The brightest spot was the way the unemployment rate held at 3.7% for the third month while the overall payrolls growth of 130,000 was a disappointment for most forecasters who agreed on an anticipated number at least 30,000 higher. Newly hired Census workers accounted for 25,000 of the total, moving the focus to private payrolls, up just 96,000.
The report, the last reading of the labor market before the mid-month Federal Open Market Committee meeting, seemed unlikely to alter the views already expressed by committee members, both those seeing a significant slowdown threat and those who think that threat is not serious enough to trigger another rate cut.
Downward revisions for July and June also detracted from the overall picture. The June payrolls total is now 178,000, smaller by 15,000. July is now 159,000, 5,000 less.
This year’s monthly average for payrolls is 158,000, with the latest three months decelerating to 156,000, a clear slowdown from last year’s average of 223,000.
The labor participation rate, with its two tenths August increase, was good news only at first glance. That improvement took it only back to where it was in January and February, 62.3%. A decade ago it had been up to 65.7.

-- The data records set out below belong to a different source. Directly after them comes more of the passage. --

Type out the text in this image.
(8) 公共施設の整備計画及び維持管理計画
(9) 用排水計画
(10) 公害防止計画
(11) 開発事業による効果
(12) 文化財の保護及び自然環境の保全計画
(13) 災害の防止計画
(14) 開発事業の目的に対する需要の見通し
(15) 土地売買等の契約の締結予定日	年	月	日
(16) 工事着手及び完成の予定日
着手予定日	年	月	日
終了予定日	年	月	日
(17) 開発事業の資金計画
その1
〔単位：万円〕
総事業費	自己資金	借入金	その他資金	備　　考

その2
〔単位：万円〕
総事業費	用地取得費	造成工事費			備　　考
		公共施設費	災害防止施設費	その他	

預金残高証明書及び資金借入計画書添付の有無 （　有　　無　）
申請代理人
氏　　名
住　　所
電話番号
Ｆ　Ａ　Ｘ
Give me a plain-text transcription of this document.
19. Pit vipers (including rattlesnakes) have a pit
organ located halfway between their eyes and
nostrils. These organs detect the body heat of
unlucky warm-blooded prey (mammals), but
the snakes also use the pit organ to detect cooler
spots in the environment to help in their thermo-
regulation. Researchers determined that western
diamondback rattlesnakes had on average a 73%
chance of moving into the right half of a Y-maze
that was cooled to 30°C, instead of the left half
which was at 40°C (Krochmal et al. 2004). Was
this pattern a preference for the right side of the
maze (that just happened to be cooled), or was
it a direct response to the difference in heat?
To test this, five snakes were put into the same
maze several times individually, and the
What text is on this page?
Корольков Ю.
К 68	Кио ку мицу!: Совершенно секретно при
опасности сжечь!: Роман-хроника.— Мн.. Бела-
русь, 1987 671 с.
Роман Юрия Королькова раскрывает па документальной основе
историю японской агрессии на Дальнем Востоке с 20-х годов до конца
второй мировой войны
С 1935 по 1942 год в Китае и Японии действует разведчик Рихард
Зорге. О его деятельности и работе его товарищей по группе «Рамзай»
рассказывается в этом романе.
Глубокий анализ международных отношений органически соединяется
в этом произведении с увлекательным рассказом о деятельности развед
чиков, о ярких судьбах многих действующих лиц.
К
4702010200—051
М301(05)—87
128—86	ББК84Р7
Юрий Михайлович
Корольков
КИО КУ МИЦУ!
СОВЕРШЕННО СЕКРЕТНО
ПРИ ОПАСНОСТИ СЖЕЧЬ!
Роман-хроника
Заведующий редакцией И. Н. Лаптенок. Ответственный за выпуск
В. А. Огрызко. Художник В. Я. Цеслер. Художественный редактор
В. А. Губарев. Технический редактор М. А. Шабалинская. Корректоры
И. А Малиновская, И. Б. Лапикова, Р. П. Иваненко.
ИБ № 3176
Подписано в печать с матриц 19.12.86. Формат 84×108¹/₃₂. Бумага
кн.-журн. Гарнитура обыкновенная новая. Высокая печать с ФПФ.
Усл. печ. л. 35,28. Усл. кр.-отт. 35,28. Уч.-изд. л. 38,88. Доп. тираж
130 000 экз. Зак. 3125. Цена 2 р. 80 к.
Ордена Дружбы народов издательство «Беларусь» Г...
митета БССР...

Average hourly wages in August stayed stuck at an over-the-year increase of 3.2%, having failed to accelerate this year beyond the moderate rate that shows very little promise of ever getting back to the 4% range before the financial crisis despite the tight labor market. Adjusted for inflation that increase is cut in half, at 1.6% through July. Further adjusted for the past year’s workweek shrinkage, annual average hourly earnings advanced only 0.8% through July, the most recent figure.
The average workweek increased by a tenth of an hour in August, with utilities adding 0.4 of an hour after having been the biggest drag on July’s results with its tenth decline. The factory workweek rose by 0.2 yet factory overtime contracted by a tenth of an hour in August.
Manufacturing payrolls rose just 3,000 in August, generally in line with several other indicators although not showing the contraction signaled in the latest ISM and Markit momentum data point estimated by purchasing managers. Construction was close to flat and retail declined by 11,000.
Health care gained 24,000 jobs, below the 32,000 average for the past year. Financial jobs were up 15,000, half in insurance, a total ahead of the 9,300 annual monthly average.
The core category for business development, the professional and business services segment, has maintained its energy better than most, increasing by 37,000 in August, above its monthly average for this year but 10,000 below the average for last year. Computer and management related jobs were heavy contributors.
Those employed showed a healthy 590,000 increase for the month while those unemployed stayed around 6 million.
Thursday’s initial jobless benefit claims numbers, more recent that those generated by the monthly jobs report snapshot, showed an increase to 217,000 for the latest week, the highest in only four weeks and suggesting layoffs have not begun to reflect any overall slowdown in economic activity. Wednesday’s Federal Reserve Beige Book survey of economic activity likewise contained no new danger signs although a pace of improvement that remained modest to moderate.